PEP-Prüfung für Immobilienmakler: Politisch exponierte Personen im GwG-Prozess erkennen und dokumentieren
PEP-Prüfung im Immobiliengeschäft: Risiken erkennen, Entscheidungen dokumentieren.
Wenn Kunden, Vertreter oder wirtschaftlich Berechtigte politisch exponierte Personen sind oder in deren Umfeld stehen, kann das im GwG-Prozess besondere Aufmerksamkeit erfordern. GWG ImmoKompass hilft Immobilienprofis, PEP-Hinweise strukturiert zu erfassen, Risiken einzuordnen und Entscheidungen nachvollziehbar zu dokumentieren.
Diese Seite ersetzt keine Rechtsberatung. Sie erklärt typische Zusammenhänge und zeigt, wie PEP-Prüfungen im GwG-Prozess strukturiert dokumentiert werden können.
Was bedeutet PEP?
PEP steht für „politisch exponierte Person“. Gemeint sind Personen, die wichtige öffentliche Ämter ausüben oder ausgeübt haben. Auch Familienmitglieder oder bekanntermaßen nahestehende Personen können im Zusammenhang mit der Prüfung relevant sein.
Es geht nicht darum, eine Person zu bewerten oder pauschal zu verdächtigen. Es geht darum, ein mögliches erhöhtes Risiko zu erkennen und den Umgang damit nachvollziehbar zu dokumentieren.
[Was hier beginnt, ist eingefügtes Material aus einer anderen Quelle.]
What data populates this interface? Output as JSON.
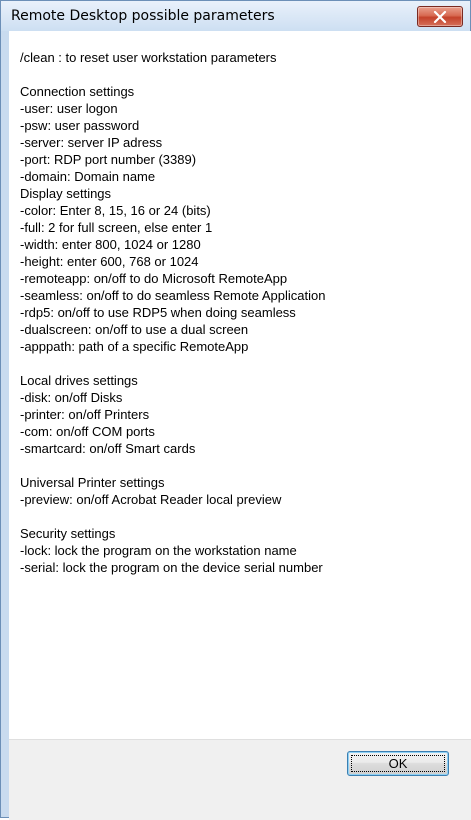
{
  "window": {
    "title": "Remote Desktop possible parameters",
    "close_icon": "close-x-icon"
  },
  "content": {
    "lines": [
      "",
      "/clean : to reset user workstation parameters",
      "",
      "Connection settings",
      " -user: user logon",
      " -psw: user password",
      " -server: server IP adress",
      " -port: RDP port number (3389)",
      " -domain: Domain name",
      "Display settings",
      " -color: Enter 8, 15, 16 or 24 (bits)",
      " -full: 2 for full screen, else enter 1",
      " -width: enter 800, 1024 or 1280",
      " -height: enter 600, 768 or 1024",
      " -remoteapp: on/off to do Microsoft RemoteApp",
      " -seamless: on/off to do seamless Remote Application",
      " -rdp5: on/off to use RDP5 when doing seamless",
      " -dualscreen: on/off to use a dual screen",
      " -apppath: path of a specific RemoteApp",
      "",
      "Local drives settings",
      " -disk: on/off Disks",
      " -printer: on/off Printers",
      " -com: on/off COM ports",
      " -smartcard: on/off Smart cards",
      "",
      "Universal Printer settings",
      " -preview: on/off Acrobat Reader local preview",
      "",
      "Security settings",
      " -lock: lock the program on the workstation name",
      " -serial: lock the program on the device serial number"
    ]
  },
  "footer": {
    "ok_label": "OK"
  },
  "colors": {
    "close_red": "#c4412a",
    "frame": "#c9dbef",
    "button_border": "#3c7fb1"
  }
}
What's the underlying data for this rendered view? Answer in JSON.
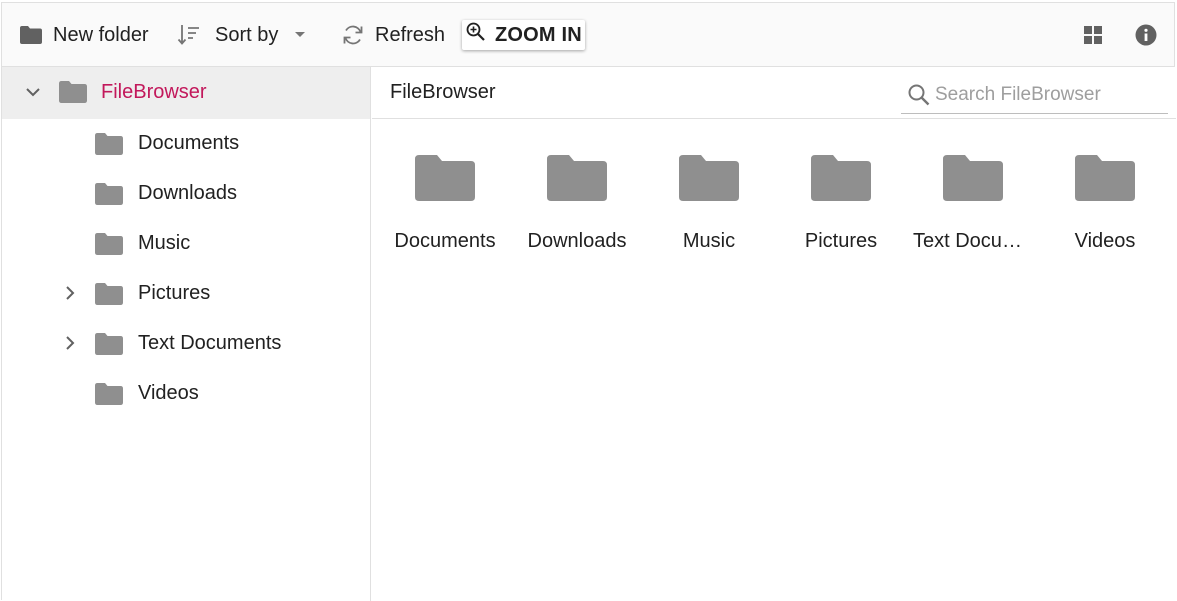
{
  "toolbar": {
    "new_folder_label": "New folder",
    "sort_by_label": "Sort by",
    "refresh_label": "Refresh",
    "zoom_label": "ZOOM IN",
    "icons": [
      "folder-icon",
      "sort-icon",
      "caret-down-icon",
      "refresh-icon",
      "zoom-in-icon",
      "grid-view-icon",
      "info-icon"
    ]
  },
  "navigation": {
    "root": {
      "label": "FileBrowser",
      "expanded": true
    },
    "items": [
      {
        "label": "Documents",
        "has_children": false
      },
      {
        "label": "Downloads",
        "has_children": false
      },
      {
        "label": "Music",
        "has_children": false
      },
      {
        "label": "Pictures",
        "has_children": true
      },
      {
        "label": "Text Documents",
        "has_children": true
      },
      {
        "label": "Videos",
        "has_children": false
      }
    ]
  },
  "content": {
    "breadcrumb": "FileBrowser",
    "search": {
      "placeholder": "Search FileBrowser",
      "value": ""
    },
    "files": [
      {
        "name": "Documents"
      },
      {
        "name": "Downloads"
      },
      {
        "name": "Music"
      },
      {
        "name": "Pictures"
      },
      {
        "name": "Text Documents"
      },
      {
        "name": "Videos"
      }
    ]
  },
  "colors": {
    "accent": "#c2185b",
    "folder": "#8f8f8f",
    "icon": "#757575",
    "selected_bg": "#eeeeee",
    "toolbar_bg": "#fafafa",
    "border": "#e0e0e0"
  }
}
Warum ist die PEP-Prüfung für Immobilienmakler relevant?
Immobiliengeschäfte können hohe Vermögenswerte betreffen. Deshalb müssen Immobilienprofis im Rahmen ihrer GwG-Pflichten prüfen, ob besondere Risikofaktoren vorliegen können. Eine PEP-Eigenschaft kann ein Hinweis auf ein erhöhtes Risiko sein und sollte daher im Vorgang berücksichtigt und dokumentiert werden.
Eine PEP-Eigenschaft ist nicht automatisch problematisch, kann aber zu erweiterten Prüf- und Dokumentationsanforderungen führen.
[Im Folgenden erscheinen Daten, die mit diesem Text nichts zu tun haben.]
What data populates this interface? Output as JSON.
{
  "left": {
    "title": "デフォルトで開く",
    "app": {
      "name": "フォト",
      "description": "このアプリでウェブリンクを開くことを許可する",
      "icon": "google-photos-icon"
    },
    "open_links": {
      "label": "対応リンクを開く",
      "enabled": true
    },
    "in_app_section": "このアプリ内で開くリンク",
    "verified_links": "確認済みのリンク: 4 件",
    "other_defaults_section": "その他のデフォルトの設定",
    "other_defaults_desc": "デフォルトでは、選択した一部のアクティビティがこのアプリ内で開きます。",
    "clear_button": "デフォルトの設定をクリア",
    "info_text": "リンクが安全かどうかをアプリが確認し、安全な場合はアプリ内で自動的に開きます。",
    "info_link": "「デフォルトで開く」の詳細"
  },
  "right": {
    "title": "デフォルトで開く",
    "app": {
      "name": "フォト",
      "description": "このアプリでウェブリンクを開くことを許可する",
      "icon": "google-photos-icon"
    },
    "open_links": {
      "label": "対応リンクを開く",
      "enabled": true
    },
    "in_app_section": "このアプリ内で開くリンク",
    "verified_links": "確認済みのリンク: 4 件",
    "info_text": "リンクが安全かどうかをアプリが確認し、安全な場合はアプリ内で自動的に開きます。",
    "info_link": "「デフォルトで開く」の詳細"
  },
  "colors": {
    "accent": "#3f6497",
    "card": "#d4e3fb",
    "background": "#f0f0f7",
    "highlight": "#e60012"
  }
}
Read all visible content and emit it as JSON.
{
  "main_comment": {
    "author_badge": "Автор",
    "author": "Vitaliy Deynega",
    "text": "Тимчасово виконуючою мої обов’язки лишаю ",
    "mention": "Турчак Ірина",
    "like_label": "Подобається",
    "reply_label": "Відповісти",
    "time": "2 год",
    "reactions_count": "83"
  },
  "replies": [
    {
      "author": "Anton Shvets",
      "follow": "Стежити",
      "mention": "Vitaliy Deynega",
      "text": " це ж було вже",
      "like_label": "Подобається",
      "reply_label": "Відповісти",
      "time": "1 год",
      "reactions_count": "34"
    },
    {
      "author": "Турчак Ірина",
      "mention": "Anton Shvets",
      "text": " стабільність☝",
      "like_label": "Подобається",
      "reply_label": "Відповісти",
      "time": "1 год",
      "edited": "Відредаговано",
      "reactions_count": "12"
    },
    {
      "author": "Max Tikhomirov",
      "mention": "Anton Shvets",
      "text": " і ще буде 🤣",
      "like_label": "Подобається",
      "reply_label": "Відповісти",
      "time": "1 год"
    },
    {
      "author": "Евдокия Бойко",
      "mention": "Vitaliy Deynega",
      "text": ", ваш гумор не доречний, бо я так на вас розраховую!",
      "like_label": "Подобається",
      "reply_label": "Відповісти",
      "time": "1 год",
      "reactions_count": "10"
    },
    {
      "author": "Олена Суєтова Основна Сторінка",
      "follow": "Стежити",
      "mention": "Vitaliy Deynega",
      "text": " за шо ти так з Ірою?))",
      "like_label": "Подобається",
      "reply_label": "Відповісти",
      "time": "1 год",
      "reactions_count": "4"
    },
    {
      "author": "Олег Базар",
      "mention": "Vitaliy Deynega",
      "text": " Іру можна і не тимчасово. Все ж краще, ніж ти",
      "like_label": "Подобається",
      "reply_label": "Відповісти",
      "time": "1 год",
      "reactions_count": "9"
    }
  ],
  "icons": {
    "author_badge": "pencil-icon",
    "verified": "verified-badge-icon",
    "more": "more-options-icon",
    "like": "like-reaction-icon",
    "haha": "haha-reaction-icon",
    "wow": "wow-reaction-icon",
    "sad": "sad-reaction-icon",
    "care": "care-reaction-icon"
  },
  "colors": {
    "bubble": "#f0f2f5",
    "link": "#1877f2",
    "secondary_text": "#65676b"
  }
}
Wer kann im Immobilienvorgang geprüft werden?
Je nach Vorgang, Beteiligtenstruktur und Risikoeinschätzung können unterschiedliche Personen relevant sein.
Käufer
Erwerber einer Immobilie als zentrale Vertragspartei.
Verkäufer
Veräußerer der Immobilie und ggf. wirtschaftlich Berechtigte dahinter.
Mieter
Bei vermittelten Mietverhältnissen kann eine Prüfung relevant sein.
Vermieter
Eigentümer- oder Verwalterseite je nach Vorgangsart.
Vertreter / Bevollmächtigte
Personen, die im Namen anderer im Vorgang auftreten.
Geschäftsführer
Vertretungsbefugte natürliche Personen einer Gesellschaft.
Gesellschafter
Beteiligte an juristischen Personen im Vorgang.
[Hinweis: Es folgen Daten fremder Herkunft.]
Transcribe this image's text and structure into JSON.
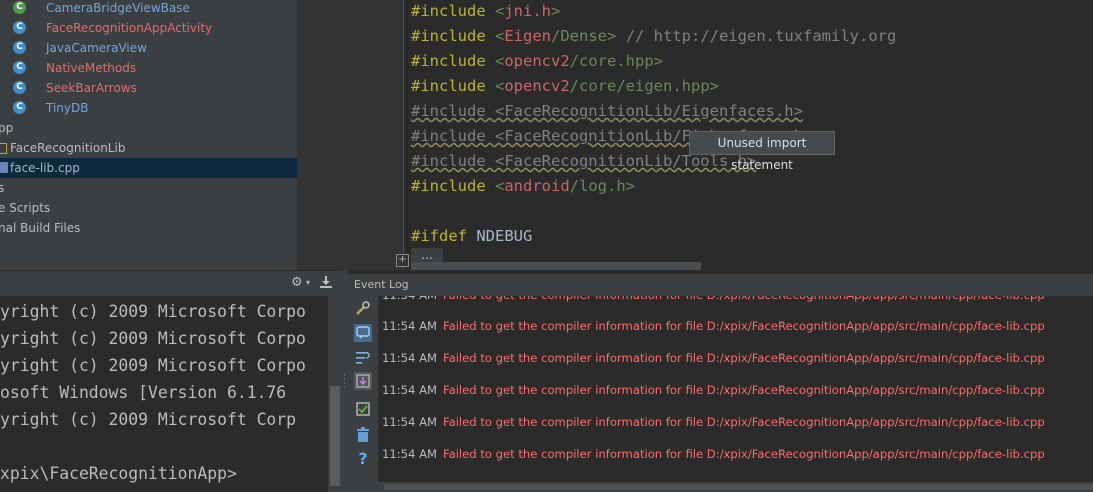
{
  "project_tree": {
    "items": [
      {
        "label": "CameraBridgeViewBase",
        "icon": "class-icon-enum"
      },
      {
        "label": "FaceRecognitionAppActivity",
        "icon": "class-icon"
      },
      {
        "label": "JavaCameraView",
        "icon": "class-icon"
      },
      {
        "label": "NativeMethods",
        "icon": "class-icon"
      },
      {
        "label": "SeekBarArrows",
        "icon": "class-icon"
      },
      {
        "label": "TinyDB",
        "icon": "class-icon"
      },
      {
        "label": "pp",
        "icon": "none"
      },
      {
        "label": "FaceRecognitionLib",
        "icon": "folder-icon"
      },
      {
        "label": "face-lib.cpp",
        "icon": "cpp-file-icon"
      },
      {
        "label": "s",
        "icon": "none"
      },
      {
        "label": "e Scripts",
        "icon": "none"
      },
      {
        "label": "nal Build Files",
        "icon": "none"
      }
    ]
  },
  "editor": {
    "lines": [
      {
        "directive": "#include",
        "open": "<",
        "path_a": "jni.h",
        "path_b": "",
        "close": ">",
        "comment": ""
      },
      {
        "directive": "#include",
        "open": "<",
        "path_a": "Eigen",
        "path_b": "/Dense",
        "close": ">",
        "comment": " // http://eigen.tuxfamily.org"
      },
      {
        "directive": "#include",
        "open": "<",
        "path_a": "opencv2",
        "path_b": "/core.hpp",
        "close": ">",
        "comment": ""
      },
      {
        "directive": "#include",
        "open": "<",
        "path_a": "opencv2",
        "path_b": "/core/eigen.hpp",
        "close": ">",
        "comment": ""
      },
      {
        "text": "#include <FaceRecognitionLib/Eigenfaces.h>"
      },
      {
        "text": "#include <FaceRecognitionLib/Fisherfaces.h>"
      },
      {
        "text": "#include <FaceRecognitionLib/Tools.h>"
      },
      {
        "directive": "#include",
        "open": "<",
        "path_a": "android",
        "path_b": "/log.h",
        "close": ">",
        "comment": ""
      },
      {
        "directive": "#ifdef",
        "arg": " NDEBUG"
      }
    ],
    "tooltip": "Unused import statement",
    "fold_placeholder": "...",
    "fold_toggle": "+"
  },
  "terminal": {
    "lines": [
      "yright (c) 2009 Microsoft Corpo",
      "yright (c) 2009 Microsoft Corpo",
      "yright (c) 2009 Microsoft Corpo",
      "osoft Windows [Version 6.1.76",
      "yright (c) 2009 Microsoft Corp",
      "",
      "xpix\\FaceRecognitionApp>"
    ]
  },
  "event_log": {
    "title": "Event Log",
    "partial_row": {
      "time": "11:54 AM",
      "message": "Failed to get the compiler information for file D:/xpix/FaceRecognitionApp/app/src/main/cpp/face-lib.cpp"
    },
    "rows": [
      {
        "time": "11:54 AM",
        "message": "Failed to get the compiler information for file D:/xpix/FaceRecognitionApp/app/src/main/cpp/face-lib.cpp"
      },
      {
        "time": "11:54 AM",
        "message": "Failed to get the compiler information for file D:/xpix/FaceRecognitionApp/app/src/main/cpp/face-lib.cpp"
      },
      {
        "time": "11:54 AM",
        "message": "Failed to get the compiler information for file D:/xpix/FaceRecognitionApp/app/src/main/cpp/face-lib.cpp"
      },
      {
        "time": "11:54 AM",
        "message": "Failed to get the compiler information for file D:/xpix/FaceRecognitionApp/app/src/main/cpp/face-lib.cpp"
      },
      {
        "time": "11:54 AM",
        "message": "Failed to get the compiler information for file D:/xpix/FaceRecognitionApp/app/src/main/cpp/face-lib.cpp"
      },
      {
        "time": "11:54 AM",
        "message": "Failed to get the compiler information for file D:/xpix/FaceRecognitionApp/app/src/main/cpp/face-lib.cpp"
      }
    ],
    "toolbar_icons": [
      "settings-icon",
      "balloon-icon",
      "soft-wrap-icon",
      "scroll-to-end-icon",
      "mark-all-read-icon",
      "trash-icon",
      "help-icon"
    ],
    "help_glyph": "?"
  },
  "colors": {
    "error": "#ff6b68",
    "selection": "#0d293e",
    "panel": "#3c3f41",
    "editor_bg": "#2b2b2b"
  }
}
Wirtschaftlich Berechtigte
Personen, die wirtschaftlich hinter Gesellschaften stehen.
Auftretende Dritte
Weitere Personen, die im Vorgang aktiv handeln.
Nahestehende Personen
Soweit im Kontext der Prüfung relevant.
Typischer Ablauf einer PEP-Prüfung
- 1
Beteiligte im Vorgang erfassen
Alle natürlichen und juristischen Personen, die am Vorgang mitwirken, werden strukturiert aufgenommen.
- 2
Natürliche und juristische Personen unterscheiden
Je nach Personentyp gelten unterschiedliche Erfassungs- und Prüfschritte.
- 3
Vertreter und wirtschaftlich Berechtigte dokumentieren
Wer handelt für wen, und wer steht wirtschaftlich hinter der Gesellschaft.
- 4
PEP-Hinweise abfragen oder prüfen
Die PEP-Eigenschaft wird abgefragt oder über geeignete Quellen geprüft.
- 5
Treffer oder Hinweise einordnen
Ein Hinweis wird sachlich bewertet, nicht automatisch als Verdacht behandelt.
- 6
Risikoanalyse aktualisieren
Erkenntnisse fließen in die Risikobewertung des konkreten Vorgangs ein.
- 7
Entscheidung und Begründung dokumentieren
Die getroffene Entscheidung wird mit nachvollziehbarer Begründung festgehalten.
- 8
Ggf. zusätzliche Maßnahmen festhalten
Erweiterte Prüf- oder Dokumentationsschritte werden im Vorgang verankert.
- 9
Nachweise und Protokolle speichern
Belege, Antworten und interne Notizen werden am Vorgang abgelegt.
- 10
Vorgang für spätere Prüfung auffindbar halten
Eine strukturierte Akte erleichtert spätere Rückfragen oder Behördenanfragen.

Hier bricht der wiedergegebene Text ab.